Konstitusi merupakan norma arah yang menuntun hidup religius dalam menghayati kharisma pendiri dan tarekat menurut pengarahan Gereja. Kongregasi Suster Dina Keluarga Suci dari Pangkalpinang memiliki konstitusi yang diperbaharui pada tahun 2003 dengan salah satu bab berbicara mengenai

pembinaan terus menerus (On Going Formation). Sebagaimana tertulis dalam konstitusi Kongregasi Suster Dina Keluarga Suci dari Pangkalpinang, suster yang sudah berkaul kekal dengan tekun mengikuti dan berusaha mengembangkan hidup rohani, agar dapat menghayati pembaktian dirinya sendiri kepada Allah dalam seluruh kepenuhannya sesuai dengan perutusan kongregasi yang dipercayakan kepadanya dengan memperhatikan tiga pokok dasar pembinaan sebagaimana dirumuskan dalam konstitusi (Konst 2003, art. 107-108) sebagai berikut:

Pertama, hidup religius didalam Gereja memainkan peranan yang bercorak karismatis dan eskatologis yang mengandaikan para suster secara khusus menaruh perhatian kepada kehidupan Roh, baik dalam diri sendiri, dan sesama dalam suka dan duka.

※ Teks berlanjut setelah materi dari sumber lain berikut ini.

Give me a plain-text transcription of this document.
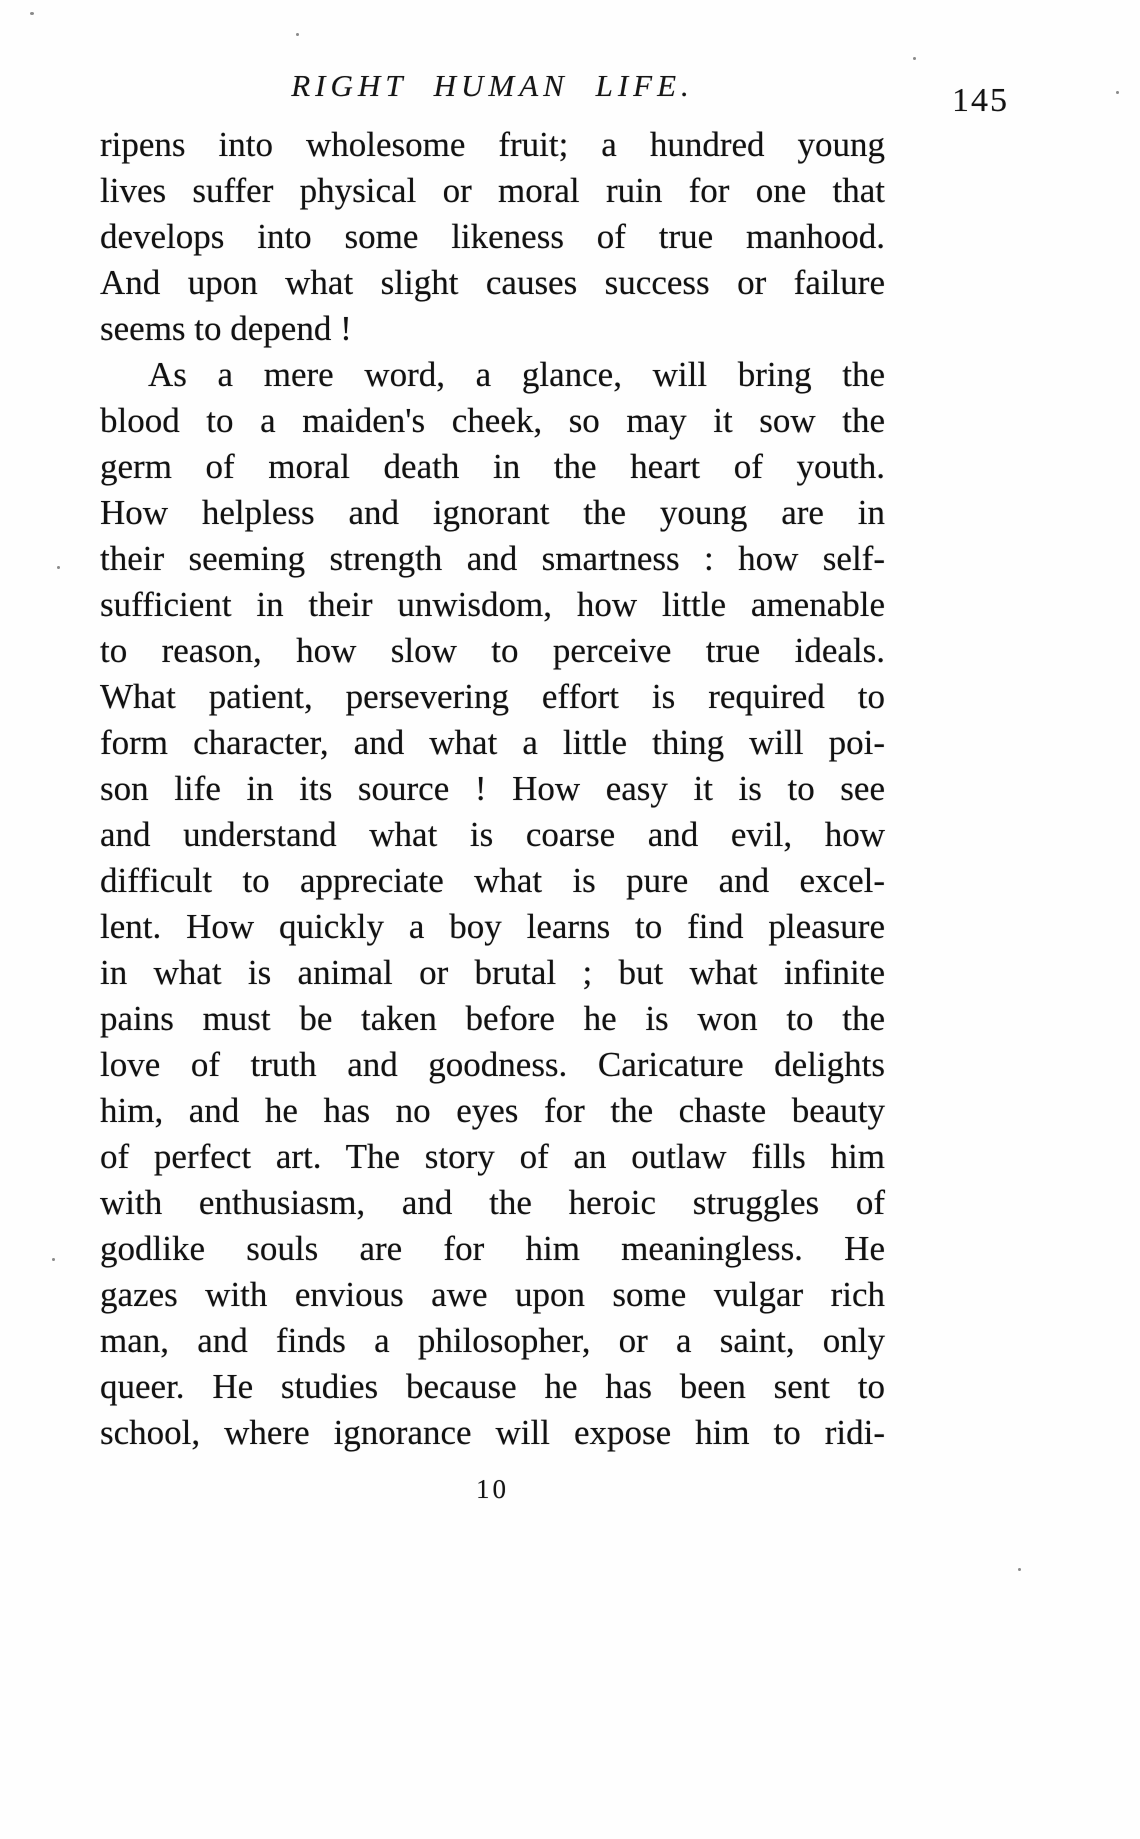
RIGHT HUMAN LIFE.	145
ripens into wholesome fruit; a hundred young
lives suffer physical or moral ruin for one that
develops into some likeness of true manhood.
And upon what slight causes success or failure
seems to depend !
As a mere word, a glance, will bring the
blood to a maiden's cheek, so may it sow the
germ of moral death in the heart of youth.
How helpless and ignorant the young are in
their seeming strength and smartness : how self-
sufficient in their unwisdom, how little amenable
to reason, how slow to perceive true ideals.
What patient, persevering effort is required to
form character, and what a little thing will poi-
son life in its source ! How easy it is to see
and understand what is coarse and evil, how
difficult to appreciate what is pure and excel-
lent. How quickly a boy learns to find pleasure
in what is animal or brutal ; but what infinite
pains must be taken before he is won to the
love of truth and goodness. Caricature delights
him, and he has no eyes for the chaste beauty
of perfect art. The story of an outlaw fills him
with enthusiasm, and the heroic struggles of
godlike souls are for him meaningless. He
gazes with envious awe upon some vulgar rich
man, and finds a philosopher, or a saint, only
queer. He studies because he has been sent to
school, where ignorance will expose him to ridi-
10
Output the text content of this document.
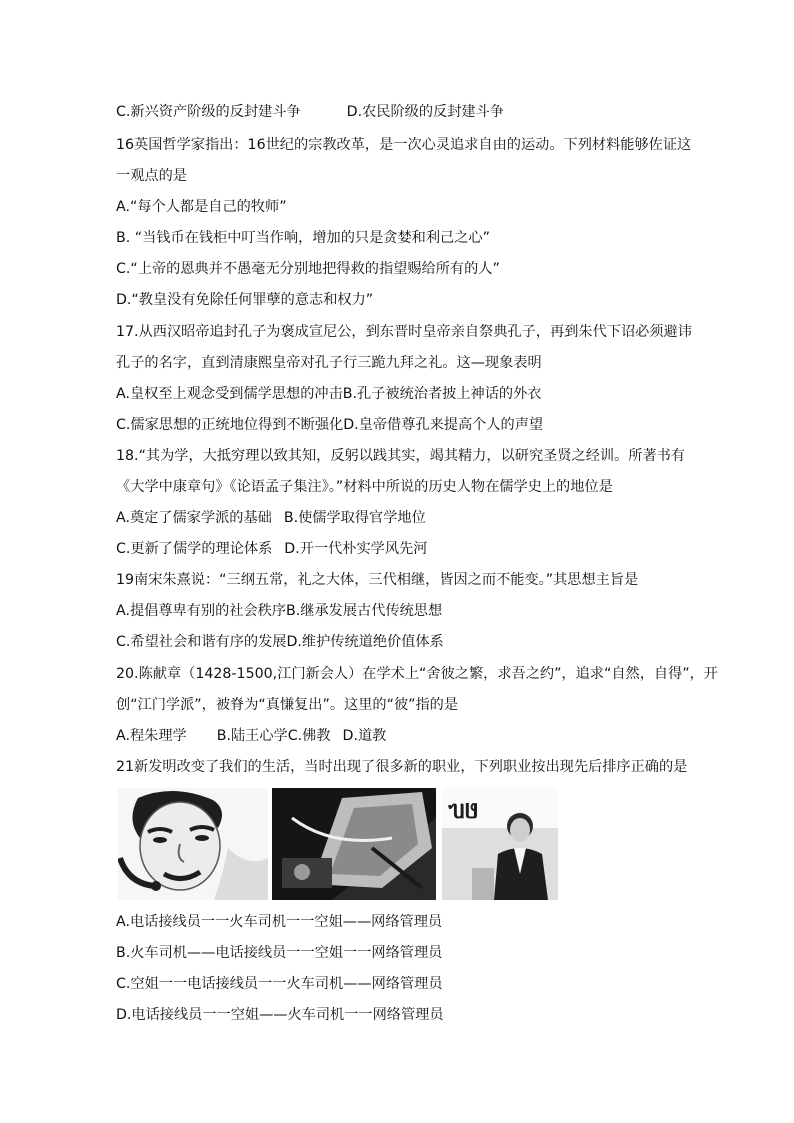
C.新兴资产阶级的反封建斗争	D.农民阶级的反封建斗争
16英国哲学家指出：16世纪的宗教改革，是一次心灵追求自由的运动。下列材料能够佐证这
一观点的是
A.“每个人都是自己的牧师”
B. “当钱币在钱柜中叮当作响，增加的只是贪婪和利己之心”
C.“上帝的恩典并不愚毫无分别地把得救的指望赐给所有的人”
D.“教皇没有免除任何罪孽的意志和权力”
17.从西汉昭帝追封孔子为褒成宣尼公，到东晋时皇帝亲自祭典孔子，再到朱代下诏必须避讳
孔子的名字，直到清康熙皇帝对孔子行三跪九拜之礼。这—现象表明
A.皇权至上观念受到儒学思想的冲击B.孔子被统治者披上神话的外衣
C.儒家思想的正统地位得到不断强化D.皇帝借尊孔来提高个人的声望
18.“其为学，大抵穷理以致其知，反躬以践其实，竭其精力，以研究圣贤之经训。所著书有
《大学中康章句》《论语孟子集注》。”材料中所说的历史人物在儒学史上的地位是
A.奠定了儒家学派的基础 B.使儒学取得官学地位
C.更新了儒学的理论体系 D.开一代朴实学风先河
19南宋朱熹说：“三纲五常，礼之大体，三代相继，皆因之而不能变。”其思想主旨是
A.提倡尊卑有别的社会秩序B.继承发展古代传统思想
C.希望社会和谐有序的发展D.维护传统道绝价值体系
20.陈献章（1428-1500,江门新会人）在学术上“舍彼之繁，求吾之约”，追求“自然，自得”，开
创“江门学派”，被脊为“真慊复出”。这里的“彼”指的是
A.程朱理学 B.陆王心学C.佛教 D.道教
21新发明改变了我们的生活，当时出现了很多新的职业，下列职业按出现先后排序正确的是
ᥔᥳ
A.电话接线员一一火车司机一一空姐——网络管理员
B.火车司机——电话接线员一一空姐一一网络管理员
C.空姐一一电话接线员一一火车司机——网络管理员
D.电话接线员一一空姐——火车司机一一网络管理员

Kedua, tantangan-tantangan yang muncul bagi iman kristiani dalam dunia yang senantiasa berubah cepat.

Ketiga, masa depan kongregasi sebagian tergantung pada pembinaan yang berkelanjutan bagi anggotanya.

Berdasarkan ketiga pokok pembinaan tersebut, masa pembinaan yang berkelanjutan (On Going Formation) memiliki fokus utama pada tahap-tahap tertentu. Tahap pertama disebut tahap Medior, tahap ini merupakan tahap pematangan cinta akan panggilan dan hidup religius sebagai anggota kongregasi beserta misinya sebagai wujud tetap tinggal dalam inti jiwa tarekat. Tahap Medior terdiri dari Medior balita (bawah lima tahun), Medior basepta (bawah sepuluh tahun) dan medior di bawah usia 60 tahun). Tahap kedua disebut tahap Senior, yaitu tahap pematangan cinta akan hidup panggilan sebagai anggota kongregasi agar tetap setia dengan kegembiraan dan jiwa besar menyerahkan diri secara total dan radikal kepada Tuhan (Tim Formator, 2001: 11-12). Maka dari itu proses formatio pada tahap ini membutuhkan kesadaran diri dari setiap religius untuk mengembangkan kemampuannya mencinta sampai dapat mengalami mistik cinta

dengan jalan rela berkurban demi visi dan misi kongregasi. Pengikraran kaul baik sementara maupun kekal bagi religius bukanlah menjadi tanda bahwa masa pembinaan selesai, sebaliknya pengikraran kaul membuka lembaran baru dalam hidup religius untuk memulai hidup sebagai religius yang sesungguhnya. Setiap religius terpanggil untuk memperkembangkan diri melalui berbagai macam cara antara lain lewat doa-doa yang teratur, rekoleksi, retret tahunan, kursus-kursus, seminar, lokakarya, pertemuan-pertemuan, studi lanjut, dan mengadakan kontak dengan peristiwa-peristiwa dunia dan masyarakat (Darminta, 1982: 106-107).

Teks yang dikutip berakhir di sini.